On the day of the voting in the National Assembly, the following members of the association attended the session in Quebec City to answer any questions that might be raised: Habibullah Khan, Fazal Khan, Kalimullah Khan, A.M. Malik and Mumtaz Rehman. The Private Bill, Bill 194 was passed and received assent the 6th of August 1965. The Islamic Centre of Quebec (ICQ) was thus granted the rights of Civil Status. This was a momentous and historical step for the Muslim Community in and around Montreal. The recognition of Islam as a minority religion was a big milestone in the history and development of the Muslim community in Montreal.
Building of the Mosque
By 1971 the ever-increasing population of Muslims reached close to 5,000 and the facilities at 2520 Laval Road were stretched to its limits. Also the roof started to leak at some spots and the ceiling actually fell down in one of the two class rooms one Sunday morning. There was an urgent need for action.
There was a possibility that the facilities could be expanded because there was land available at the site. During negotiations with the City of St. Laurent to obtain a building permit for the construction, it came to light that the existing building violated the bylaws of the city as to the clearances. The building permit could be given for an extension project only if a completely new building were to be erected; the area permitted for construction would be greatly reduced. In 1972, it obtained approval of the general membership to go ahead with the renovation and extension project. A team of brothers was organised to go door to door of Muslim households for the collection of funds. Some private sector corporations, such as Royal Bank of Canada and Steinbergs Ltd. made donations to the mosque fund.

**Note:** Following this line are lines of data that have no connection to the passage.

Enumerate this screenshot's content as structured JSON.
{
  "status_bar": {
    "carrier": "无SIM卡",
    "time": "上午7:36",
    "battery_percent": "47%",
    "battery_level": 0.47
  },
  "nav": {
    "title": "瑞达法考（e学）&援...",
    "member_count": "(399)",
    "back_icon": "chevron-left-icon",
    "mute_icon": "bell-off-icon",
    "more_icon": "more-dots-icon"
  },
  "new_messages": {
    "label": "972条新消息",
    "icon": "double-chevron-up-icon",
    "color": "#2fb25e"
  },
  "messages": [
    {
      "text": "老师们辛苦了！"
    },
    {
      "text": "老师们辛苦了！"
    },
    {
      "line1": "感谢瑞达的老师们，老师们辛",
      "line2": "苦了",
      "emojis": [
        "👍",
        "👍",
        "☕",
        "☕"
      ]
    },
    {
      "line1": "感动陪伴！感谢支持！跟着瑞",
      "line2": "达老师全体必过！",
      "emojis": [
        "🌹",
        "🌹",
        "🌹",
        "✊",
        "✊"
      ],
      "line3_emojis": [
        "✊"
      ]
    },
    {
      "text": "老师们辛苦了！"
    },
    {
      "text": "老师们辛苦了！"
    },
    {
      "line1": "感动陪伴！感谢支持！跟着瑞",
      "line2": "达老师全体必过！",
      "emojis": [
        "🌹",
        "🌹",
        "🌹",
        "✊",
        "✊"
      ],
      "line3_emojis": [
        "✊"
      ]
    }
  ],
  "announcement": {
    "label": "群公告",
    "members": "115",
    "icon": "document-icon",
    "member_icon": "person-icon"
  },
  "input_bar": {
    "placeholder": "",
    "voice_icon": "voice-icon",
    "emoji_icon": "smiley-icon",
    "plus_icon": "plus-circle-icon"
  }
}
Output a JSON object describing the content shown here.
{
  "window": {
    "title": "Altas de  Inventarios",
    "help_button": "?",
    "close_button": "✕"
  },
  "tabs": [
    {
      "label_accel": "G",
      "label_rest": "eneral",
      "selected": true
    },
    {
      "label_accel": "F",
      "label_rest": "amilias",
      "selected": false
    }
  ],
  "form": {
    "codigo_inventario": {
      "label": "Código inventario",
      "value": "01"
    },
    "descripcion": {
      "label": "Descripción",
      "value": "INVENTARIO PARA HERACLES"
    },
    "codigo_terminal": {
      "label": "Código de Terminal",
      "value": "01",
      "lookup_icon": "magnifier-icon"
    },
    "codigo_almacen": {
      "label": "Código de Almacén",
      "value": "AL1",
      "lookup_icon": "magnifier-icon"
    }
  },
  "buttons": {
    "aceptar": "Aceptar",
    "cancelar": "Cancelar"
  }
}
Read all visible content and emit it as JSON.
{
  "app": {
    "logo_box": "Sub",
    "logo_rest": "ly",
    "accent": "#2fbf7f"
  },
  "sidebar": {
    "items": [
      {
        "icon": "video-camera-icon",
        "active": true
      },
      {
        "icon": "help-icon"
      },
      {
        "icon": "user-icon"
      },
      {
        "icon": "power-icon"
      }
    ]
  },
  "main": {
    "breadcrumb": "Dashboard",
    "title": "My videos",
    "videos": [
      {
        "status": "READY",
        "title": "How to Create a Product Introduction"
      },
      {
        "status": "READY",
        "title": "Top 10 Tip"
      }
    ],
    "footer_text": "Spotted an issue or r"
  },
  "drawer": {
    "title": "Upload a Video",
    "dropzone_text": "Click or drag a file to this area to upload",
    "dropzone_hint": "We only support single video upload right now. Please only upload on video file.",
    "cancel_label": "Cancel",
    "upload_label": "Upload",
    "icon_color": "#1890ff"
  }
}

To continue the programs of ICQ and prayers during the construction phase, facilities at a local school in St. Laurent were rented from the School Board. Although ICQ had only $13,000 in the bank, a decision was made to start the construction. The work started one Friday morning in early August 1972 with an expected completion date of January 1973. As the construction proceeded, the collection of funds accelerated. It was a proud chapter in the history of ICQ to see the completion of the expanded facilities, all due to help from Allah and hard work of fund collection volunteers and the Construction Committee.
It would be a great omission if the contribution of women of the community were not mentioned here. The ladies arranged bazaars, dinners and other functions to raise funds for the project.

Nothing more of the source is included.